Apresentação. À escuta da infancia

Alessandra LopesI 

Beatriz Fabiana OlarietaII 

Carla SilvaIII 

IColegio Pedro II, Brasil - E-mail: alessapiedras@gmail.com

IIUniversidade do Estado do Rio de Janeiro, Brasil - E-mail: olarietaf@hotmail.com

IIIUniversidade do Estado do Rio de Janeiro, Brasil - E-mail: carlaphilos@hotmail.com


APRESENTAÇÃO. À ESCUTA DA INFANCIA

Neste dossiê, apresentamos dez textos que, desde diferentes perspectivas, pensam a infância. Oito deles foram selecionados entre as comunicações apresentadas no IX Colóquio de Filosofia e Educação, "Filosofia e educação em errância: inventar escola, infâncias do pensar", nos dias 1 a 5 de outubro de 2018 na Universidade do Estado do Rio de Janeiro. Dois procedem do fluxo normal da revista. Independentemente de sua procedência, de sua postura, da disciplina a partir da qual desenvolvem seus argumentos, das práticas que os alimentam, etc., todos eles se entregam à tarefa de "estar à escuta" da infância, de ficar tendidos a ela.

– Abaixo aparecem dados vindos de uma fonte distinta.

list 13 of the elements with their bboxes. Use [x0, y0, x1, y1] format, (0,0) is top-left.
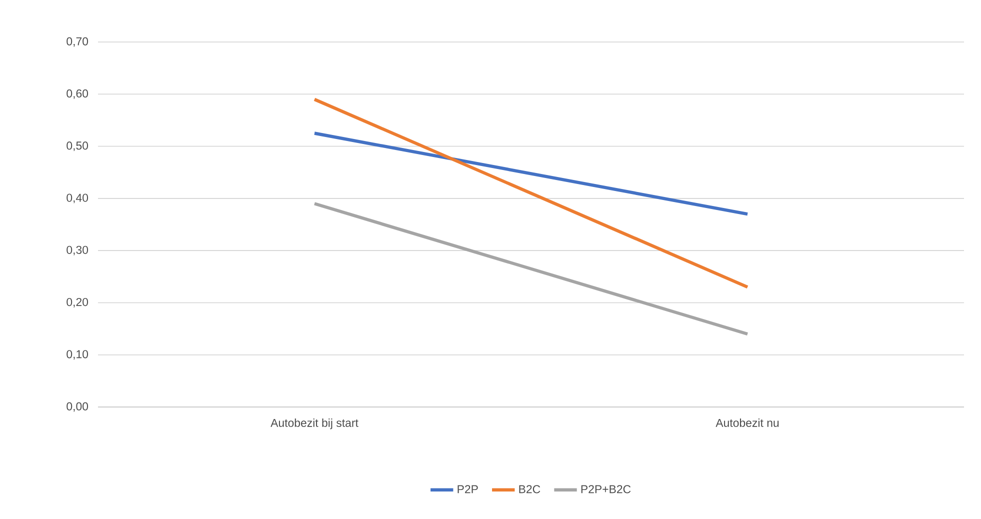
legend-label: P2P+B2C [581, 485, 631, 494]
y-tick-label: 0,10 [66, 350, 88, 360]
y-tick-label: 0,40 [66, 194, 88, 204]
x-tick-label: Autobezit nu [716, 418, 779, 427]
y-tick-label: 0,30 [66, 246, 88, 256]
y-tick-label: 0,00 [66, 402, 88, 412]
x-tick-label: Autobezit bij start [270, 418, 358, 430]
legend-label: B2C [519, 485, 540, 494]
legend-label: P2P [458, 485, 478, 494]
y-tick-label: 0,20 [66, 298, 88, 308]
y-tick-label: 0,60 [66, 89, 88, 99]
y-tick-label: 0,50 [66, 142, 88, 152]
y-tick-label: 0,70 [66, 37, 88, 47]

O convite a cultivar a atitude de "estar à escuta" que aqui ecoamos é feito por Nancy (2014). O filósofo francês assinala que essa atitude implica compreender a tensão que há entre escutar e entender ao colocar atenção sobre a dupla acepção do verbo francês entendre. Por um lado, este verbo se refere ao ato de ouvir e de escutar, mas, por outro, também implica o entender. Castelo e Mársico (2007) exploram também o estreito vínculo que liga o entender e o escutar, uma vez que a palavra "entender" esconde, entre os sentidos que a habitam, o "tender". Assinalam:

Entender deriva do latim intendere, um composto do verbo tendo com a preposição in que deu lugar em português a tender, de modo que intendere implica 'orientar-se em direção a algum ponto', 'prestar atenção'. Etimologicamente, não indica tanto o haver compreendido [...], mas o aplicar-se a uma coisa, com a qual se supõe certa familiaridade [...] (CASTELO; MÁRSICO, 2007, p. 123).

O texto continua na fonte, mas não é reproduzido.